El pequeño lord Hubble abandonó su asiento temblándole los labios y con gotas de sudor en la frente. Quería hablar, pero no podía. Se fue con paso vacilante al dormitorio contiguo y fijó la mirada abajo, en la bahía, aunque sin ver nada. En cierta ocasión había estado de pie delante de su padre en aquella horrible biblioteca de Hubble Manor, y su padre tenía los ojos encarnados y vidriosos, y junto a él había un baúl lleno de órdenes de lanzamiento ejecutadas…

…Arthur Hubble se había pasado toda una vida esquivando remordimientos de conciencia por murallas del hambre, barcos de la muerte, evicciones y defunciones por inanición, aunque nunca consintió que tales remordimientos arrollasen la benevolencia que tenia consigo mismo.

Desde hacía mucho tiempo había aceptado resignadamente el hecho de que le faltaba valor para dirigir el condado. Fue el único conde de la dinastía que no sirvió en el regimiento que le correspondía ni prestó servicio civil ni colonial de ninguna clase.
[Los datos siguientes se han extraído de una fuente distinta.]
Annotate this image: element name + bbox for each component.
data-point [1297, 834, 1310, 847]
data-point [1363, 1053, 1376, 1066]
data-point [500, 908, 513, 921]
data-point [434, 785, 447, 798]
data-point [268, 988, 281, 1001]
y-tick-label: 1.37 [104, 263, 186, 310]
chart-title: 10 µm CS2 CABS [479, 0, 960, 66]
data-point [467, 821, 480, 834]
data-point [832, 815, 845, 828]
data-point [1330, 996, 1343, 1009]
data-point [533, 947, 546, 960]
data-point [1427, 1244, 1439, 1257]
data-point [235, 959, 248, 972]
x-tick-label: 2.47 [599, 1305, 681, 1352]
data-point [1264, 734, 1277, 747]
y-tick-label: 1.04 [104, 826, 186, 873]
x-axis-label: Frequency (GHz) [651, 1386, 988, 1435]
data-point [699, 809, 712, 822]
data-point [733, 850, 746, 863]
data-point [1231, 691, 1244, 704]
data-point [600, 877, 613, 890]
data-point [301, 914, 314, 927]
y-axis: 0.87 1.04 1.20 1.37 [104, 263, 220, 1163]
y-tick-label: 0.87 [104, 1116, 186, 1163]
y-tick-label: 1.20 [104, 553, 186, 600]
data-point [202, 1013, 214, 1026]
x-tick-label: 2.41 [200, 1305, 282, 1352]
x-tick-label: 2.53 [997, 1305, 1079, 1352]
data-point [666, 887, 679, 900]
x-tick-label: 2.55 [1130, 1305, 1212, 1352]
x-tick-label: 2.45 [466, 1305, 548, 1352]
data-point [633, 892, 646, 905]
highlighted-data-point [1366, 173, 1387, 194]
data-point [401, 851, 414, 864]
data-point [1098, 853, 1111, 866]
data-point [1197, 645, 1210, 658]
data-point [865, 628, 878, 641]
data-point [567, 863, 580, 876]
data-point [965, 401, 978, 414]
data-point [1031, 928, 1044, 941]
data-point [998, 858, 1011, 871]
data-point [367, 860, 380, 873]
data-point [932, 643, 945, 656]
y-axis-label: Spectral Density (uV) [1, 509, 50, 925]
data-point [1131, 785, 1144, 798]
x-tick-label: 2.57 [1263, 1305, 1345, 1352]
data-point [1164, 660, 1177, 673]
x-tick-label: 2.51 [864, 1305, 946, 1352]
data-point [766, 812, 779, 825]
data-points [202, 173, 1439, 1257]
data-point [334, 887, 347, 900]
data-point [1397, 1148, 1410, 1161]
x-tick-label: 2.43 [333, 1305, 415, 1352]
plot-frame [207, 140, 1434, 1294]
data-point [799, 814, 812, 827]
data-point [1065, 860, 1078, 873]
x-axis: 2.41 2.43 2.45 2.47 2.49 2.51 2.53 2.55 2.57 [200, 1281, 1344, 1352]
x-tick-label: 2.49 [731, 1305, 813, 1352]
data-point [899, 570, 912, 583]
En cambio, se casó temprano y dejó a su mujer embarazada para alistarse en la Marina. Cuando Morris Hubble, su padre, empezó a declinar, él lo dejó todo en manos de MacAdam Rankin y, más tarde, de Glendon Rankin.

Cuando Roger se hizo mayor, Arthur no tardó en cargar sobre los hombros del hijo todas las responsabilidades, de modo que él pudiera seguir persiguiendo los placeres sin estorbo alguno. Pero había calculado mal el celo de Roger, un celo que rivalizaba con el de su propio padre, lord Morris. Roger se hacía cargo de los asuntos sin tener en cuenta para nada que en el pasado el condado había estado absolutamente unido al suelo que poseía. Y le obligaba a él, su padre, a tomar las aterradoras decisiones que hasta ahora había evitado tan hábilmente.

—Artie —dijo Clara, viniendo a situarse detrás de él—, lo siento.

—Tienes toda la razón, Clara. No me dejaré intimidar y no me iré al Ulster. Me mantendré firme.

Ella se le arrimó para confortarle, sabiendo que el pequeño lord no decía la verdad, pero procurándole la sensación, por el momento, de que era muy valiente.

Roger confiaba poder pasar unos días navegando a la vela y pescando tiburones azules antes de entregarse a los negocios, pero se dio cuenta de que no sería posible. En lo único que su padre le aventajaba era en jugar al golf. Cuando Arthur se apunto cinco
puttees
en el segundo agujero y cuatro en el sexto, Roger comprendió que valía más que comunicara el mensaje.

Durante el desayuno, Roger propuso un paseo a caballo. Arthur sabía que era el aviso de una conversación entre hijo y padre. Ya su propio padre, Morris, utilizaba los paseos a caballo para las conversaciones entre padre e hijo. Ahora le tocaba practicarlo con Roger. Sólo que Roger asumía el papel de padre, y él hacía de hijo una vez más. Mientras se alejaban de Daars, Arthur se sentía como el muchacho a quien van a dar una lección, tratando de animarle.